By Elli Wohlgelernter

Published November 28, 2003, issue of November 28, 2003.

JERUSALEM – Controversy is exploding yet again at the World Jewish Congress, an organization that has been wracked by internal feuding.

In the latest twist, the co-chairman of the WJC’s Jerusalem branch is declaring he is furious over the naming two weeks ago of a new director to head his organization’s Jerusalem office, and has vowed to fight the appointment until the end.

Yehiel Leket, who is also world chairman of the Jewish National Fund, said the announcement by the WJC New York office naming Bobby Brown — first reported in the Forward — was a directive he would not accept.

“New York cannot dictate to Israel whom to accept as the director for Israel, and [WJC Israel chairman] Matti [Drobles] and myself and all the board are opposing this nomination,” Leket told the Forward. “We explained to them that he won’t get our permission to use the offices here in Israel in case they will nominate him. Our position is the legal powers to operate here are in our hands and not in New York.”

Leket’s pronouncement was only the latest acrimony in what is turning into a protracted war at WJC. In August, the WJC’s president, Edgar Bronfman, and its senior vice president, Isi Leibler, got into an ugly, public squabble, when Bronfman co-signed a letter with former secretary of state Lawrence Eagleburger to President Bush, urging him to exert pressure on Israel to follow the road map peace plan. The two men traded epithets in the press, with Leibler calling Bronfman’s letter “obscene” and “an act of perfidy,” and Bronfman calling Leibler “damaged,” “a right-wing dog” and “an arrogant twit.”

The organization, an international umbrella federation representing 88 communities, serves as a diplomatic arm to world governments and international organizations. Active in international diplomacy as well as in public international advocacy, the WJC led the fight against the Swiss government to investigate the fate of dormant Jewish-owned accounts in Swiss banks. Bronfman, WJC president, is expected to step down in 2005 after 24 years at the helm of the organization.

The feud ultimately set in motion a task force to reconstitute and restructure the organization. The three-man task force is headed by Yoram Dinstein, a former president of Tel Aviv University; Leibler and Elan Steinberg, a senior adviser of the WJC.

Steinberg, for his part, said there is no disagreement between the New York office and the Israeli office.

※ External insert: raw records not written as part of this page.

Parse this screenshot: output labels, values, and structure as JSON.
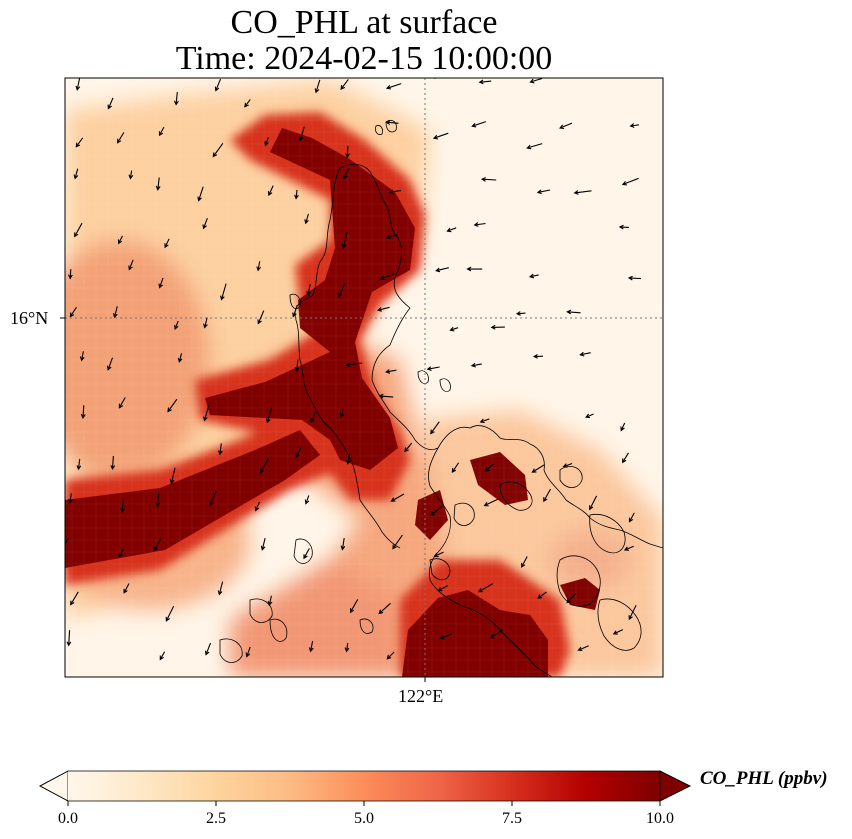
{
  "title_line1": "CO_PHL at surface",
  "title_line2": "Time: 2024-02-15 10:00:00",
  "map": {
    "lat_tick_label": "16°N",
    "lon_tick_label": "122°E",
    "gridlines": "dotted",
    "features": [
      "coastlines",
      "wind-vectors"
    ]
  },
  "colorbar": {
    "label": "CO_PHL (ppbv)",
    "colormap": "OrRd",
    "colors": [
      "#fff7ec",
      "#fee8c8",
      "#fdd49e",
      "#fdbb84",
      "#fc8d59",
      "#ef6548",
      "#d7301f",
      "#b30000",
      "#7f0000"
    ],
    "range": [
      0,
      10
    ],
    "extend": "both",
    "ticks": [
      "0.0",
      "2.5",
      "5.0",
      "7.5",
      "10.0"
    ]
  }
}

“The director of the [Israeli] branch will be appointed by the branch chairman in collaboration with the central body,” Steinberg said. “This is to say, if Mr. Drobles, who is the chairman, opposes any individual and says, ‘I will not accept that individual,’ we will not appoint that individual. I don’t know why Mr. Leket is harboring any other illusions. On the other hand, Mr. Drobles has not proposed another name, and he has told me quite openly that he supports Mr. Brown.”

Drobles would not tell the Forward where he stands on the issue, saying only that that the issue “is in discussion,” and that Brown, former adviser to prime minister Benjamin Netanyahu and current adviser to Jewish Agency chairman Sallai Meridor, “is a very good man.”

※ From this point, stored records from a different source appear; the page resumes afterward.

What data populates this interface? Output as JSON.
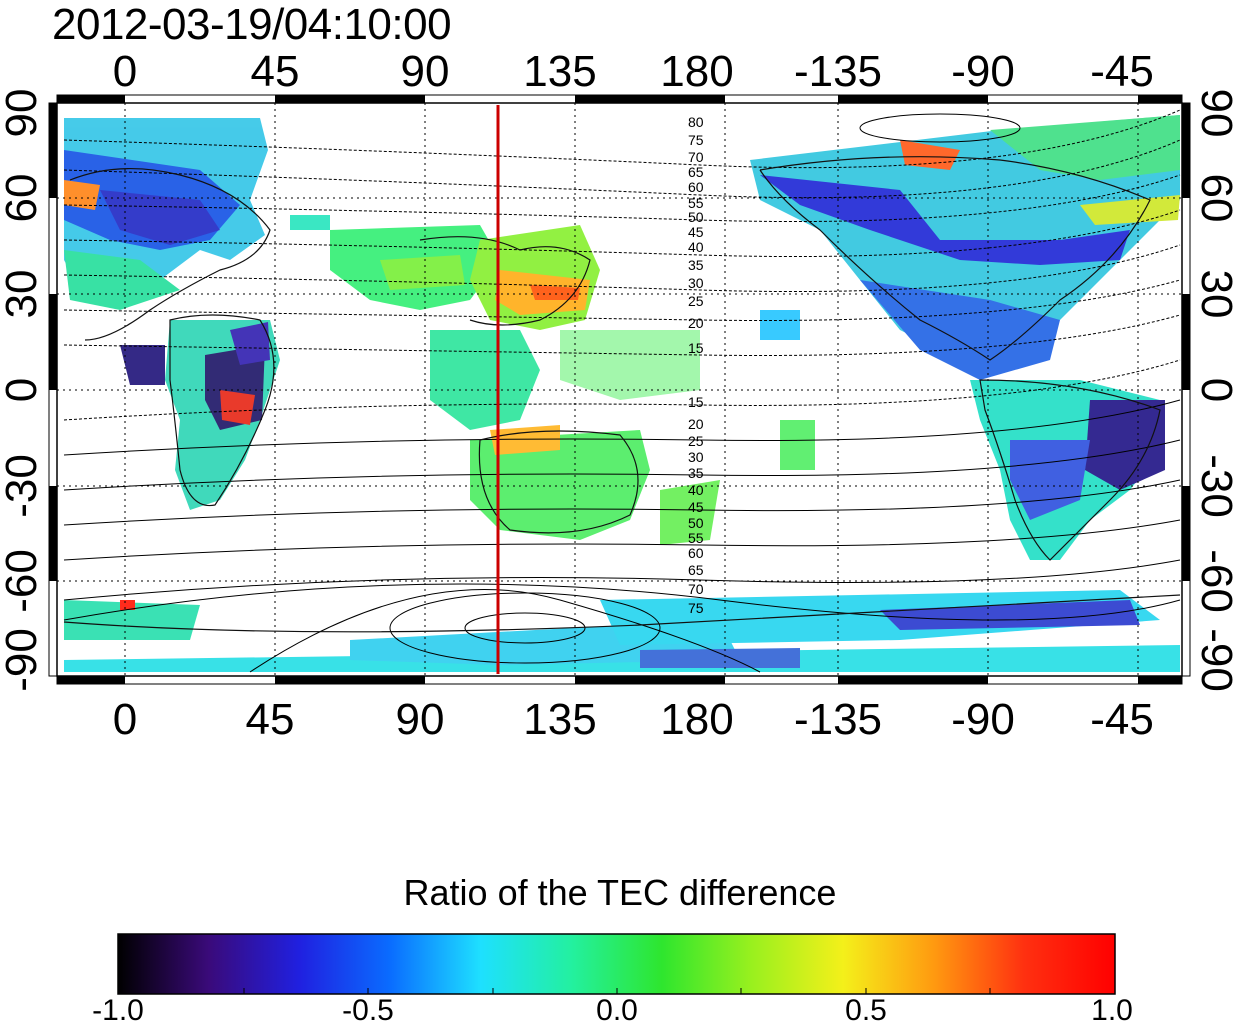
{
  "timestamp": "2012-03-19/04:10:00",
  "map": {
    "top_lon_ticks": [
      "0",
      "45",
      "90",
      "135",
      "180",
      "-135",
      "-90",
      "-45"
    ],
    "bottom_lon_ticks": [
      "0",
      "45",
      "90",
      "135",
      "180",
      "-135",
      "-90",
      "-45"
    ],
    "left_lat_ticks": [
      "90",
      "60",
      "30",
      "0",
      "-30",
      "-60",
      "-90"
    ],
    "right_lat_ticks": [
      "90",
      "60",
      "30",
      "0",
      "-30",
      "-60",
      "-90"
    ],
    "contour_labels_north": [
      "80",
      "75",
      "70",
      "65",
      "60",
      "55",
      "50",
      "45",
      "40",
      "35",
      "30",
      "25",
      "20",
      "15"
    ],
    "contour_labels_south": [
      "15",
      "20",
      "25",
      "30",
      "35",
      "40",
      "45",
      "50",
      "55",
      "60",
      "65",
      "70",
      "75"
    ],
    "marker_line_longitude": 112,
    "marker_color": "#cc0000"
  },
  "colorbar": {
    "title": "Ratio of the TEC difference",
    "tick_labels": [
      "-1.0",
      "-0.5",
      "0.0",
      "0.5",
      "1.0"
    ],
    "range": [
      -1.0,
      1.0
    ],
    "colors": [
      "#000000",
      "#3a0a7a",
      "#2020e0",
      "#0a6cff",
      "#1ee0ff",
      "#23f0a0",
      "#2ee62e",
      "#9af01e",
      "#f4f01a",
      "#ff9a10",
      "#ff3010",
      "#ff0000"
    ]
  }
}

Leket blasted the task force, as well as the WJC, as being undemocratic. The task force, he said, should have had representatives of the presidents of all the major communities under the WJC umbrella, “and not only with one prominent professor and two other people who have been involved deeply in all the internal fights and conflicts of interests, to find a way to reconcile between themselves and the mutual accusations that they had in order to create something that they may think will fit their own interest.”

The WJC as a whole, Leket said, “is the most undemocratic organization among Jewish organizations in the world. And the time has come, in our day after so many years, to make a change.”

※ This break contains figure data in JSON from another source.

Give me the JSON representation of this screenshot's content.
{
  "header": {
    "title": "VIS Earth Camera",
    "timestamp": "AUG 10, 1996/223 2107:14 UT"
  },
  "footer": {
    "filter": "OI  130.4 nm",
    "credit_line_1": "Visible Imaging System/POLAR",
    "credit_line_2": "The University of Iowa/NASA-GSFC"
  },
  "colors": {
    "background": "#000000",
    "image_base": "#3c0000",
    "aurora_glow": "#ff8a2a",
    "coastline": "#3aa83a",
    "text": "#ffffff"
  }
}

Steinberg said he was surprised to hear such comments from Leket, but that at the December 16 executive committee meeting in New York, Leket “will have every opportunity to explain why after 20 years of participation in the World Jewish Congress, he suddenly has come to the realization it’s an undemocratic body. I hadn’t heard him say this in over two decades.”

At the meeting, Dinstein is expected to present an initial report on his findings on where the WJC stands, at which point “the executive board will then determine what the next step in the role of the task force is,” Steinberg said.

Saying “we have nothing against Bobby Brown personally,” Leket nevertheless argued that “it’s illogical and unheard of that in the middle of reshaping the World Jewish Congress, we are taking new people into positions that might be abolished. We don’t need it.”

Leibler said that while he is “delighted that after 20 years Leket is supporting our moves to democratize the WJC — I wish he would have supported me years ago when I started this — nothing will be done without the full democratic endorsement of the entire executive.”